Ordinary Russians are largely opposed to any military action in Syria. But that doesn’t mean they’re indifferent to the plight of people there. Parishioners up and down the country have been collecting money to send to troubled Syrians. In the past few months Russian churchgoers have sent $1.3 million to Syria.
They’ve dispatched the money to a Greek Orthodox church in Damascus, which will buy Syrians basic goods like food, clothes, and mattresses.
The collection started when Patriarch Kirill, the head of the Orthodox Church in Russia, called upon Russian Christians to donate cash in June.
Since then Russians in churches as far away as Vladivostok and Murmansk have given money to be sent to Syria.
Vasily Rulinsky is from the Orthodox church’s charitable projects department in Moscow.
“It all started when a message from the Patriarch Kirill was read out in all the Orthodox churches in Russia. It was read out on 25 June, 2013. And in this message the Patriarch described the situation in Syria, described the needs of the people and called for anyone who is not indifferent to the suffering of our brothers to donate in order to help our brothers in Syria and other countries of the Middle East where they are forced at the moment to live as refugees.
“There is a need for humanitarian aid – food, items for basic hygiene, and everything that is needed on the ground. The representatives of the [Greek Orthodox] Church of Antioch [in Damascus] have asked us to send help in the form of financial transfer because it is very difficult to send humanitarian aid from Russia to Syria, as there are all sorts of bureaucratic and customs issues. So it was decided to send money.”
Vasily Rulinsky says that Russians have been deeply moved by the conflict in Syria.
“People were saying that they were ready to donate even before the Patriarch’s message.

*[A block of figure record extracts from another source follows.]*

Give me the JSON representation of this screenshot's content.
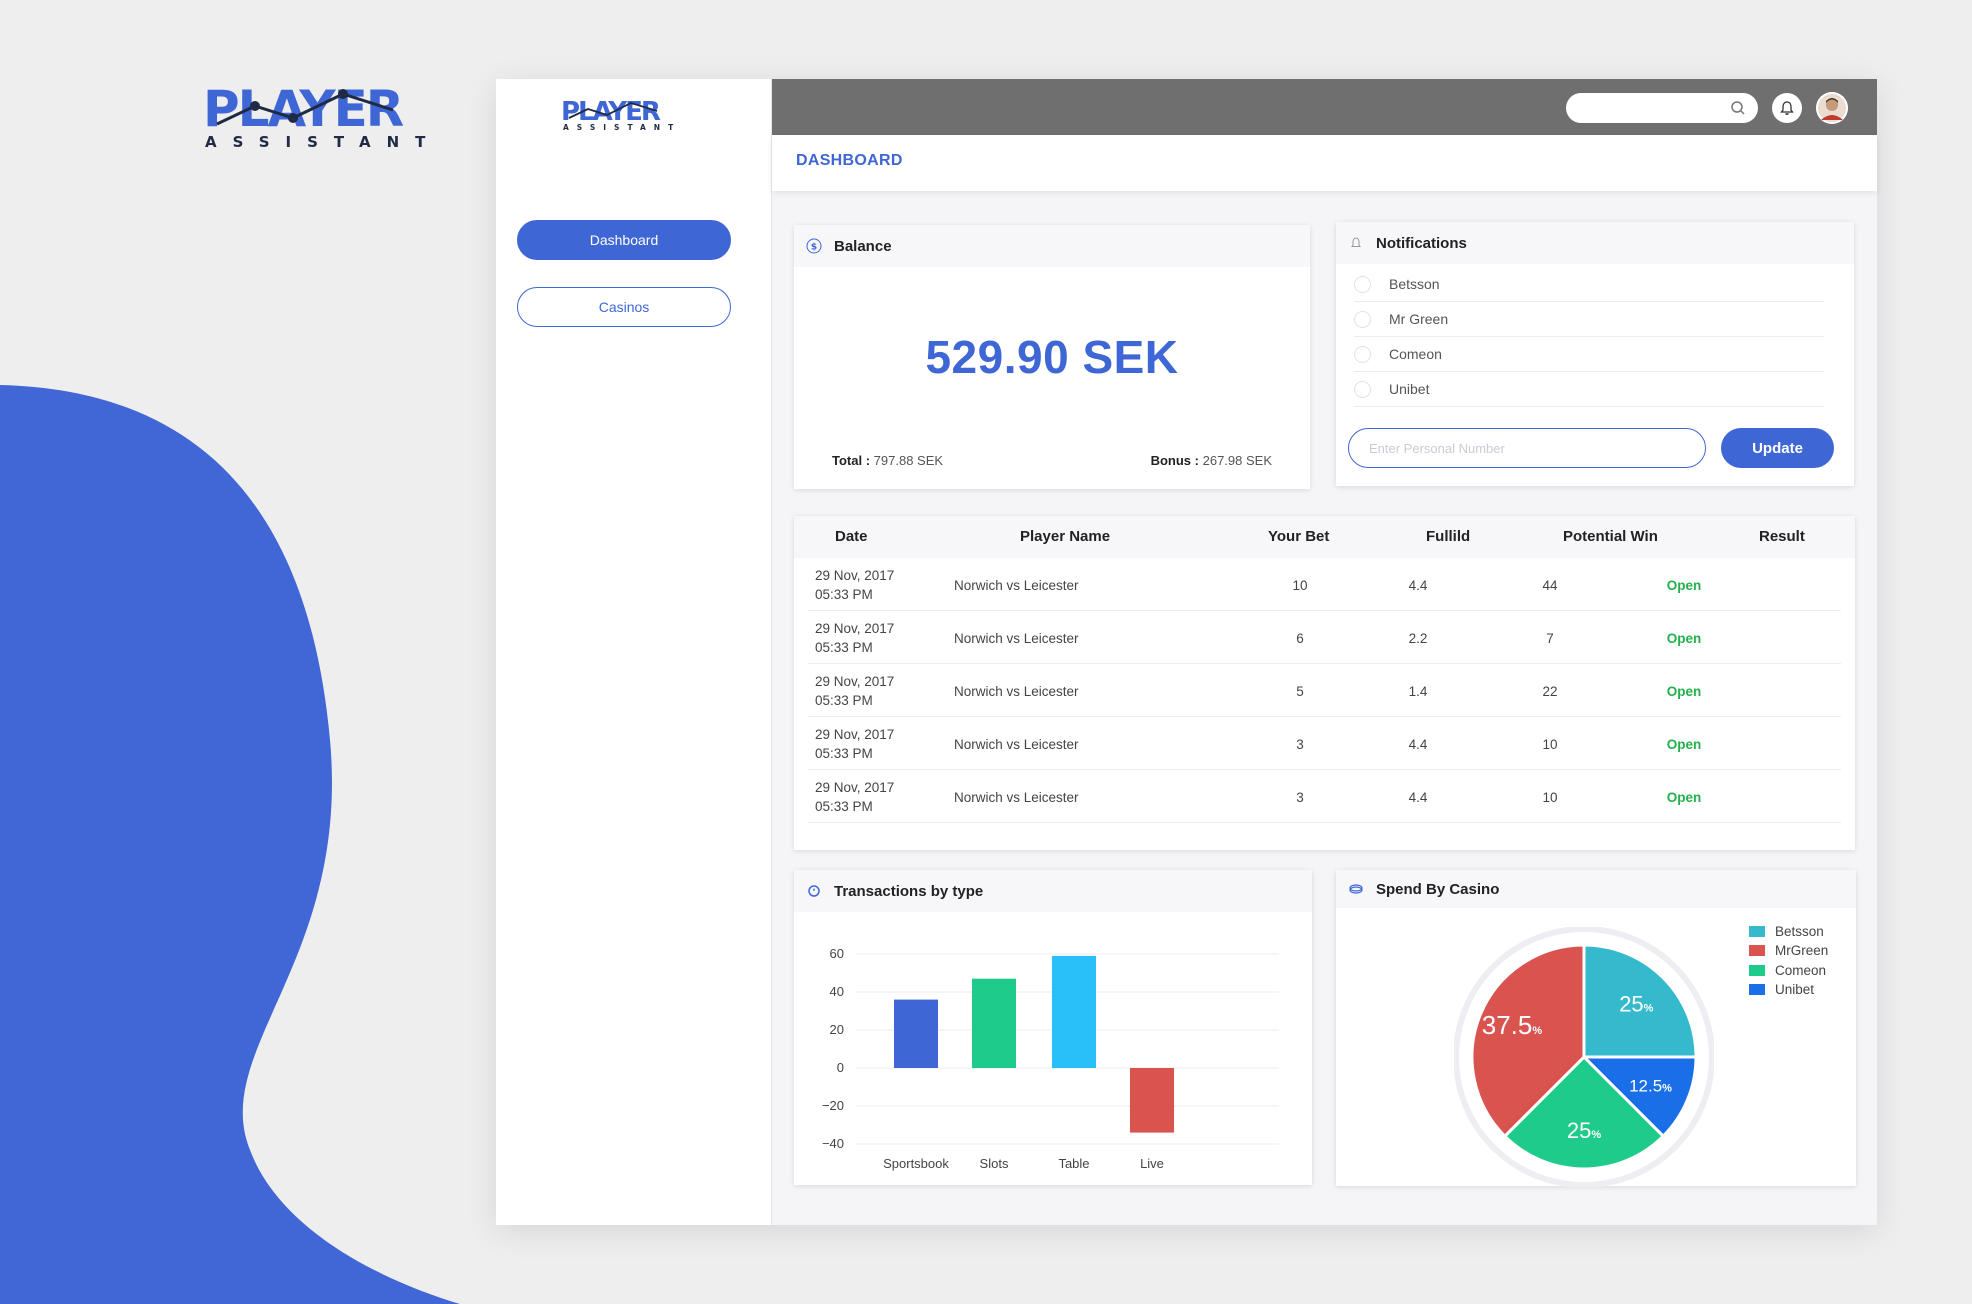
{
  "brand": {
    "word": "PLAYER",
    "sub": "ASSISTANT"
  },
  "sidebar": {
    "items": [
      {
        "label": "Dashboard",
        "active": true
      },
      {
        "label": "Casinos",
        "active": false
      }
    ]
  },
  "topbar": {
    "search_placeholder": "",
    "icons": [
      "search-icon",
      "bell-icon",
      "avatar"
    ]
  },
  "header": {
    "title": "DASHBOARD"
  },
  "balance": {
    "title": "Balance",
    "amount": "529.90 SEK",
    "total_label": "Total :",
    "total_value": "797.88 SEK",
    "bonus_label": "Bonus :",
    "bonus_value": "267.98 SEK"
  },
  "notifications": {
    "title": "Notifications",
    "items": [
      "Betsson",
      "Mr Green",
      "Comeon",
      "Unibet"
    ],
    "input_placeholder": "Enter Personal Number",
    "update_label": "Update"
  },
  "bets": {
    "columns": [
      "Date",
      "Player Name",
      "Your Bet",
      "Fullild",
      "Potential Win",
      "Result"
    ],
    "rows": [
      {
        "date": "29 Nov, 2017",
        "time": "05:33 PM",
        "player": "Norwich vs Leicester",
        "bet": "10",
        "fullild": "4.4",
        "win": "44",
        "result": "Open"
      },
      {
        "date": "29 Nov, 2017",
        "time": "05:33 PM",
        "player": "Norwich vs Leicester",
        "bet": "6",
        "fullild": "2.2",
        "win": "7",
        "result": "Open"
      },
      {
        "date": "29 Nov, 2017",
        "time": "05:33 PM",
        "player": "Norwich vs Leicester",
        "bet": "5",
        "fullild": "1.4",
        "win": "22",
        "result": "Open"
      },
      {
        "date": "29 Nov, 2017",
        "time": "05:33 PM",
        "player": "Norwich vs Leicester",
        "bet": "3",
        "fullild": "4.4",
        "win": "10",
        "result": "Open"
      },
      {
        "date": "29 Nov, 2017",
        "time": "05:33 PM",
        "player": "Norwich vs Leicester",
        "bet": "3",
        "fullild": "4.4",
        "win": "10",
        "result": "Open"
      }
    ]
  },
  "transactions": {
    "title": "Transactions by type"
  },
  "spend": {
    "title": "Spend By Casino"
  },
  "colors": {
    "accent": "#3f66d5",
    "open": "#22b14c",
    "topbar": "#6f6f6f"
  },
  "chart_data": [
    {
      "type": "bar",
      "title": "Transactions by type",
      "categories": [
        "Sportsbook",
        "Slots",
        "Table",
        "Live"
      ],
      "values": [
        36,
        47,
        59,
        -34
      ],
      "colors": [
        "#3f66d5",
        "#1fcb8a",
        "#29bff8",
        "#d9534f"
      ],
      "yticks": [
        60,
        40,
        20,
        0,
        -20,
        -40
      ],
      "ylim": [
        -40,
        60
      ],
      "grid": true
    },
    {
      "type": "pie",
      "title": "Spend By Casino",
      "labels": [
        "Betsson",
        "Unibet",
        "Comeon",
        "MrGreen"
      ],
      "legend": [
        "Betsson",
        "MrGreen",
        "Comeon",
        "Unibet"
      ],
      "values": [
        25,
        12.5,
        25,
        37.5
      ],
      "display": [
        "25",
        "12.5",
        "25",
        "37.5"
      ],
      "unit": "%",
      "colors": {
        "Betsson": "#35b9cc",
        "MrGreen": "#d9534f",
        "Comeon": "#1fcb8a",
        "Unibet": "#1a6fe8"
      },
      "legend_position": "top-right"
    }
  ]
}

Indeed, many hearts were touched by the tragedy of the Syrian people.
“There are many people in Russia who are not indifferent to the tragedies in other countries and their people.

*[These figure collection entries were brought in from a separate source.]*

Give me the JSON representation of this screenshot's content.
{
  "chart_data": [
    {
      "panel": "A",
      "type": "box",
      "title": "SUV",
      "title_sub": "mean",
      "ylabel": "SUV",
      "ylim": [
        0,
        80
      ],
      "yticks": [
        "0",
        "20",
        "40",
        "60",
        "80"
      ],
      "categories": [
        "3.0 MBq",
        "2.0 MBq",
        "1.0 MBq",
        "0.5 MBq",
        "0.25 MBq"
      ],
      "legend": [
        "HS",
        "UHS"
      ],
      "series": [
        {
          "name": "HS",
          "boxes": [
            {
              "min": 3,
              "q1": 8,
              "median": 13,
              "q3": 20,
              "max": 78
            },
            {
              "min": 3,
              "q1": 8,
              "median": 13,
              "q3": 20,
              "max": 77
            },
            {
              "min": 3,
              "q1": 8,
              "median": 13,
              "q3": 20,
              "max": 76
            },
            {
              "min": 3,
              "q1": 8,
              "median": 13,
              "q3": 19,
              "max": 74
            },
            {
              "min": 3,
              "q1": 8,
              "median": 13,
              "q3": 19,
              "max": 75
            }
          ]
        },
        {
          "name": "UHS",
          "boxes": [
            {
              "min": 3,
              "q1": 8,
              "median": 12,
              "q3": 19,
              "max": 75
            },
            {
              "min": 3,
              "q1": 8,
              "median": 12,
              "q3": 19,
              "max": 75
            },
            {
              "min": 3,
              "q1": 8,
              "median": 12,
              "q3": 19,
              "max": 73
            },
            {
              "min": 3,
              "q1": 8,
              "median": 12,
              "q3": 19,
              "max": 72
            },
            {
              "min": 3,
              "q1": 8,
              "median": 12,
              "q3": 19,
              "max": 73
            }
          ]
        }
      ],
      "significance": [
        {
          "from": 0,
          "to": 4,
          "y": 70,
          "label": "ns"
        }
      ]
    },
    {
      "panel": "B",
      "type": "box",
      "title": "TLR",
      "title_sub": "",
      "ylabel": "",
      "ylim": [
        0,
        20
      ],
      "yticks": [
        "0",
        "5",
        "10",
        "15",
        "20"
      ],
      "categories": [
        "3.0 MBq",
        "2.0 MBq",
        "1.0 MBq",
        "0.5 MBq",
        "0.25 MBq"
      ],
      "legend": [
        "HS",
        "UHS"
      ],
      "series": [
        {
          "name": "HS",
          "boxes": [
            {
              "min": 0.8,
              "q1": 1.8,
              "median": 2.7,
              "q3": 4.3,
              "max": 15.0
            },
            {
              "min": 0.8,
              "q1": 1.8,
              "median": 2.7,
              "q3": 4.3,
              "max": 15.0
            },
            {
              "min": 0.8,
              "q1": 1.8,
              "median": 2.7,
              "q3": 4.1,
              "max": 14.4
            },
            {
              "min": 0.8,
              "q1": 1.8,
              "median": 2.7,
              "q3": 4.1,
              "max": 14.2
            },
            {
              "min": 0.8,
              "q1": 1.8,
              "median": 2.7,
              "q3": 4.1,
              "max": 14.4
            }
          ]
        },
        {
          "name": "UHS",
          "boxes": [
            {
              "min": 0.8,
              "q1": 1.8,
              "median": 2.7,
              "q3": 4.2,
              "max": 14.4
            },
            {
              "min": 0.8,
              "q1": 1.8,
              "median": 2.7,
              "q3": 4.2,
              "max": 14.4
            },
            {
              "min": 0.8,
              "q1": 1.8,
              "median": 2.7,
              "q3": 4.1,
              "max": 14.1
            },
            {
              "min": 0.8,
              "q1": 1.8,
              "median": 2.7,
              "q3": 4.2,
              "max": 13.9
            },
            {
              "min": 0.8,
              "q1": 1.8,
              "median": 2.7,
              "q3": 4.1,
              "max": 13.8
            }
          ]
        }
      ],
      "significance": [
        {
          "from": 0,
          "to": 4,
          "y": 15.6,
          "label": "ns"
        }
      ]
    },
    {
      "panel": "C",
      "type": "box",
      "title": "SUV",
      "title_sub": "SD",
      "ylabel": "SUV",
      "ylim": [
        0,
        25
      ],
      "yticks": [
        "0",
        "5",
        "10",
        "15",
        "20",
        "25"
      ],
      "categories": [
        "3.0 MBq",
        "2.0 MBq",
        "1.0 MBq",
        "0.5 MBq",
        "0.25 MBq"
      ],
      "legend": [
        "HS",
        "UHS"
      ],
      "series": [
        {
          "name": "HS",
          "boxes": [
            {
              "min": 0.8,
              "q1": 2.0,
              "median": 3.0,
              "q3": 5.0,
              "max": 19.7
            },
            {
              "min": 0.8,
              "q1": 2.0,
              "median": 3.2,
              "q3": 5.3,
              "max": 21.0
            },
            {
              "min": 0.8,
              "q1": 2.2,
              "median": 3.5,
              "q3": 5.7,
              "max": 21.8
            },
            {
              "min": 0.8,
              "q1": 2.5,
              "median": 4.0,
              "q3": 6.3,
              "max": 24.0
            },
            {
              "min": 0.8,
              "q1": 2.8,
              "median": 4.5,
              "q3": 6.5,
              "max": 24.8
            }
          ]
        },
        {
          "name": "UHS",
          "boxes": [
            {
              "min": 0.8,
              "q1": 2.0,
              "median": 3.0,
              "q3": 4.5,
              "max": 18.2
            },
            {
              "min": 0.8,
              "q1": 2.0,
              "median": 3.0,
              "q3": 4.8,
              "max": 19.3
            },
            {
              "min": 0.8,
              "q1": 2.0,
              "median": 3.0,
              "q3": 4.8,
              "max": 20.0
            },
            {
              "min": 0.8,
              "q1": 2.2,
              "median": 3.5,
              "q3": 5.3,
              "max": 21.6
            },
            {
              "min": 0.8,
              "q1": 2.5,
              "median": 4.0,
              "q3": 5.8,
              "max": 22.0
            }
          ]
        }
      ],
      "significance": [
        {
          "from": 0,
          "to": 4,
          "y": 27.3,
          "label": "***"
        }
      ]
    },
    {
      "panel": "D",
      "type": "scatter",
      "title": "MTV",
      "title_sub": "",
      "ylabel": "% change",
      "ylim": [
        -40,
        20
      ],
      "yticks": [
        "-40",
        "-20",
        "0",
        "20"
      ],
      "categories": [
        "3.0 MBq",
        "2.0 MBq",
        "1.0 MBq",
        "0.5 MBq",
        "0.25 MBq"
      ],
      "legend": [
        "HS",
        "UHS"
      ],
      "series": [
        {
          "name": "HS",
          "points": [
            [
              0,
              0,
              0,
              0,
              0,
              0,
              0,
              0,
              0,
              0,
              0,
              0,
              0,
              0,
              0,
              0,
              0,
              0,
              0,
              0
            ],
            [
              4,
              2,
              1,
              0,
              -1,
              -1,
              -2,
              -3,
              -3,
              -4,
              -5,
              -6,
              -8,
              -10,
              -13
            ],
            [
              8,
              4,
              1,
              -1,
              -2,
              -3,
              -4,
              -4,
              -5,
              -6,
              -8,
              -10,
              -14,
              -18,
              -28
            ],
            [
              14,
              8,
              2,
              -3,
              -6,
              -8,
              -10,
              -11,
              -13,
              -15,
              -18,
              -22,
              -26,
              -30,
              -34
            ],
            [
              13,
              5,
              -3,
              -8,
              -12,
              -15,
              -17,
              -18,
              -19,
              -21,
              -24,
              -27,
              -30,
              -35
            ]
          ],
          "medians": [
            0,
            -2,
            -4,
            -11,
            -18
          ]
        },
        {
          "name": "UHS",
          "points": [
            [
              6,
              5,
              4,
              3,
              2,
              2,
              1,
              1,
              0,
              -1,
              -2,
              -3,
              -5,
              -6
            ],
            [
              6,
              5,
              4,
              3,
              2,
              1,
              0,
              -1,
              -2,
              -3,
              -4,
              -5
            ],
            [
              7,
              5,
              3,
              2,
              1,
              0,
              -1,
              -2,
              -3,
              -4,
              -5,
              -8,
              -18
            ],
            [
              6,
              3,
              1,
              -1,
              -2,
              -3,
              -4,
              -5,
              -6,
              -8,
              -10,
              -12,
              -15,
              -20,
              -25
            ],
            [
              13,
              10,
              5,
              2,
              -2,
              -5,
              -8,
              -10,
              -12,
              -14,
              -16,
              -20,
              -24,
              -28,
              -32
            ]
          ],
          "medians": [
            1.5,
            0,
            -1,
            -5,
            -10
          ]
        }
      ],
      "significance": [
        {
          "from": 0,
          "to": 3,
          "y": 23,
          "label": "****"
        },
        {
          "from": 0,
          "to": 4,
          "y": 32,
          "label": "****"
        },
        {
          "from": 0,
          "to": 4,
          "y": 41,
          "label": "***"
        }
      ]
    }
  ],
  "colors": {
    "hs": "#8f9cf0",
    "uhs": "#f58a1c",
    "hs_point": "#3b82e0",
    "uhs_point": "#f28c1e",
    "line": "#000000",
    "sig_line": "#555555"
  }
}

“So I think the Patriarch’s message served as a very important signal to all those who are eager to help others regardless of where they are, because this can be really quite far away. I think that many people were ready to help anyway, but Patriarch’s message played a very important role in helping us collect such a significant sum.”
One of the priests collecting donations is Father Alexander Diaghilev whose church is just outside St Petersburg.
Father Alexander turned to the Bible to explain to his parishioners why they should help the Syrians.
“So I told them St Paul collected money for Christians in Jerusalem. He collected money. He collected it in Corinth, although Corinth was in the far-off territory of Greece, quite far from Palestine.
“I gave people the same reason now: probably you don’t know these people in Syria, but these are our brothers and sisters who are suffering.”
Father Alexander says that Russia’s recent experiences of war mean that its people are acutely familiar with the suffering of those living through conflict.
“We have passed through great persecutions and World War II not so many years ago, so many of us remember what that is, or our parents remember how it was. And so we have to help those people who are suffering nowadays.”
He has collected for other causes abroad before, such as the Fukushima nuclear accident in 2011.
“Some people at that time came to me and said, we have too many problems in Russia, why should we collect money for Japan, which is not such a poor country?
“I explained that maybe Japan will survive, and they will find money to restore everything, but people need help right now. That’s why we need to support them right now. Later, the government will maybe organise something, and so on.
“There’s the same situation now with Syria, but now people are already now that it’s usual for me to suggest they take part in donating [money].”
Father Alexander and Vasily Rulinsky say it’s possible that they will ask Russian churchgoers to donate to a further appeal for Syria in the future.